I remember talking to one farmer back in the 90’s who was bitching to high heaven that he only cleared 80 grand after expenses and taxes that year. Most Americans didn’t make that before taxes.

Yes, but the farmers chose to grow all that corn because Congress subsidized ethanol. The farmers followed the money just like we all do. That’s how capitalism works, you try to maximize your return on investment. Congress are the ones to be blamed for making bad policy and subsidizing a boom that turned into a bust.

As for all the other bad farm policies (subsidies, etc), that’s also Congress’s fault.

Just another example of how the government (regardless of party) is a bad at making many kinds of decisions. Use them only when ABSOLUTELY NECESSARY (if then)…

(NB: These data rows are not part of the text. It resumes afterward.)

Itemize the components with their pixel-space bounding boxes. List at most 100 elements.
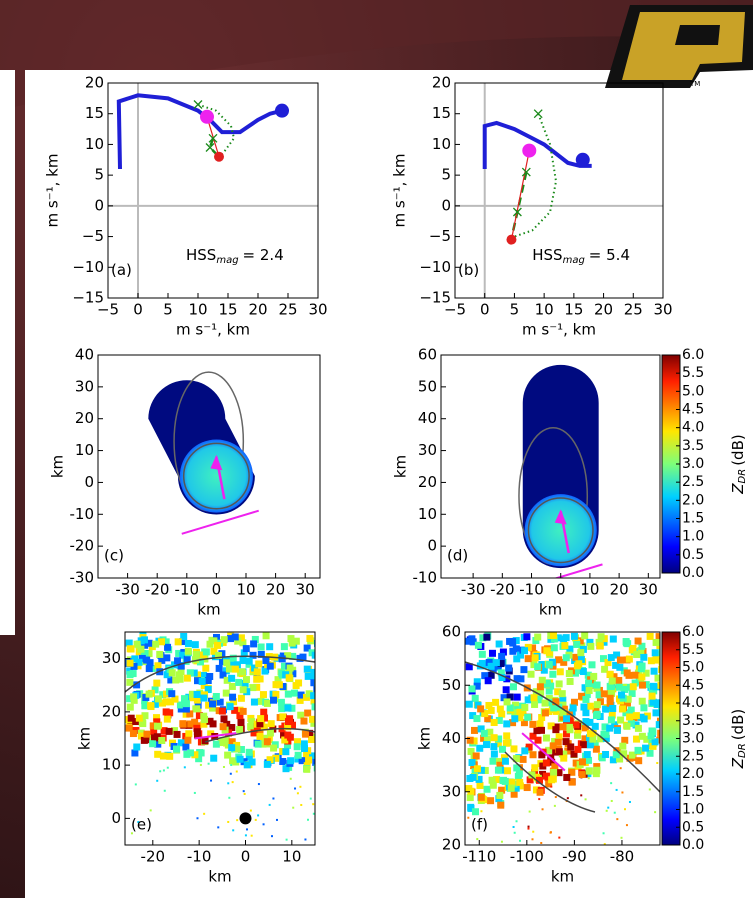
pixel [125, 724, 133, 732]
y-tick-label: -10 [70, 505, 95, 523]
pixel [651, 649, 659, 657]
pixel [194, 677, 202, 685]
x-axis-label: km [539, 601, 562, 619]
pixel [272, 754, 280, 762]
pixel [497, 660, 505, 668]
pixel [488, 776, 496, 784]
pixel [237, 694, 245, 702]
x-tick-label: 25 [278, 301, 297, 319]
pixel [592, 745, 600, 753]
pixel [554, 634, 562, 642]
pixel [310, 692, 315, 700]
pixel [500, 694, 508, 702]
pixel [560, 754, 568, 762]
pixel [503, 720, 511, 728]
pixel [154, 695, 162, 703]
pixel [163, 789, 166, 792]
pixel [615, 683, 623, 691]
colorbar-tick-label: 3.5 [682, 438, 704, 454]
pixel [127, 645, 135, 653]
pixel [656, 762, 659, 765]
colorbar-tick-label: 0.0 [682, 565, 704, 581]
pixel [299, 785, 302, 788]
pixel [167, 698, 175, 706]
pixel [249, 651, 257, 659]
pixel [512, 755, 520, 763]
pixel [153, 733, 161, 741]
pixel [233, 745, 241, 753]
pixel [541, 699, 549, 707]
pixel [642, 744, 650, 752]
pixel [162, 708, 170, 716]
y-axis-label: km [416, 727, 434, 750]
pixel [193, 696, 201, 704]
pixel [270, 744, 278, 752]
pixel [131, 655, 139, 663]
pixel [235, 770, 238, 773]
pixel [225, 665, 233, 673]
pixel [297, 711, 305, 719]
y-tick-label: 60 [442, 623, 461, 641]
pixel [549, 742, 557, 750]
pixel [501, 777, 509, 785]
pixel [509, 638, 517, 646]
pixel [250, 698, 258, 706]
pixel [300, 740, 308, 748]
pixel [275, 681, 283, 689]
pixel [511, 709, 519, 717]
pixel [184, 639, 192, 647]
pixel [477, 725, 485, 733]
pixel [193, 791, 196, 794]
pixel [219, 671, 227, 679]
pixel [585, 679, 593, 687]
colorbar-tick-label: 4.0 [682, 695, 704, 711]
y-tick-label: −5 [82, 227, 104, 245]
pixel [238, 668, 246, 676]
pixel [534, 663, 542, 671]
pixel [145, 650, 153, 658]
pixel [204, 686, 212, 694]
pixel [487, 706, 495, 714]
pixel [299, 653, 307, 661]
pixel [650, 687, 658, 695]
x-tick-label: 10 [282, 848, 301, 866]
pixel [228, 738, 236, 746]
dot-marker [214, 151, 224, 162]
pixel [549, 632, 557, 640]
y-tick-label: 20 [432, 74, 451, 92]
y-tick-label: 0 [441, 196, 451, 214]
pixel [143, 656, 151, 664]
pixel [642, 669, 650, 677]
pixel [167, 676, 175, 684]
pixel [548, 758, 556, 766]
pixel [562, 654, 570, 662]
pixel [607, 716, 615, 724]
pixel [646, 749, 654, 757]
pixel [257, 814, 260, 817]
pixel [243, 688, 251, 696]
pixel [184, 647, 192, 655]
pixel [244, 834, 247, 837]
pixel [166, 709, 174, 717]
pixel [600, 638, 608, 646]
logo: TM [605, 5, 753, 88]
pixel [593, 701, 601, 709]
pixel [509, 719, 517, 727]
pixel [568, 778, 576, 786]
pixel [282, 748, 290, 756]
pixel [642, 681, 650, 689]
pixel [498, 674, 506, 682]
pixel [580, 794, 583, 797]
core [524, 494, 597, 567]
colorbar-tick-label: 3.0 [682, 456, 704, 472]
pixel [163, 654, 171, 662]
pixel [486, 728, 494, 736]
score-name: HSS [532, 246, 562, 264]
pixel [490, 750, 498, 758]
pixel [606, 724, 614, 732]
pixel [575, 666, 583, 674]
radar-site [239, 812, 252, 825]
pixel [498, 745, 506, 753]
pixel [191, 718, 199, 726]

Its frankly amazing to me how many people keep saying “the government the government the government.” This was not at all even in the slightest bit pushed by government. This came from the very machinery of capitalism once it is done in gigantic corporate form. Continue to look at the puppet if you want, but it does no good to ignore the puppeteer.

"Corn is for food. "

Correction. Corn is for whiskey - like the finely aged stuff from a nice charred oak barrel.

I don’t understand - congress enacted the laws, president approved them, EPA published (crazy) regulations, all related to ethanol. If you’re saying they did it in response to pressure from big ag, whatever, fine, but nothing had to happen until the government put it in place…

Whatever texases. Continue to worry about half the problem and make it all as simple as trite and meaningless lines about how bad government is at stuff.

Aside from that, it seems to be, btw, that if elected reps (regardless of party) go to congress and represent the interests of their constituents - well, isn’t that their job?

I don’t disagree with anyone about ethanol. I just think it’s counterproductive to keep exclusive focus on government as the issue. The longer people do that, the longer the same sh tuff keeps going on.

When all is said and done, however, people get the goverment they deserve, unless it is overthrown by outside forces.That tends to be true only in smaller and weaker countries. The Ukraine is a current example of Russia undermining the normal political process. Neither Canada or Mexico has much influence on US politics.

The US has, by and large over the ages had good government but with many flawed programs that were designed to bribe the electorate! Left wingers would of course say it was all a conspiracy between big business (capitalists) and the government.

We rent out some South Dakota farm land and the values have gone from about $700 to $6000 an acre over the last 20 years. I’m on the fence and have to admit I don’t know enough about the whole issue, but part of the reason for the subsidies is that we needed production to exceed the demand to cope with bad years. Farmers would have reduced output in certain crops to compensate if it wasn’t for the government. Same thing with milk production. Back in the old days farmers would dump the milk rather than sell it at a loss. Then of course in the 80’s when everyone was going broke and farms were being taken back by the banks, wasn’t good for anyone. So not saying there isn’t some adjustment needed but you have to be careful not to destroy a whole industry again that many rural economies count on.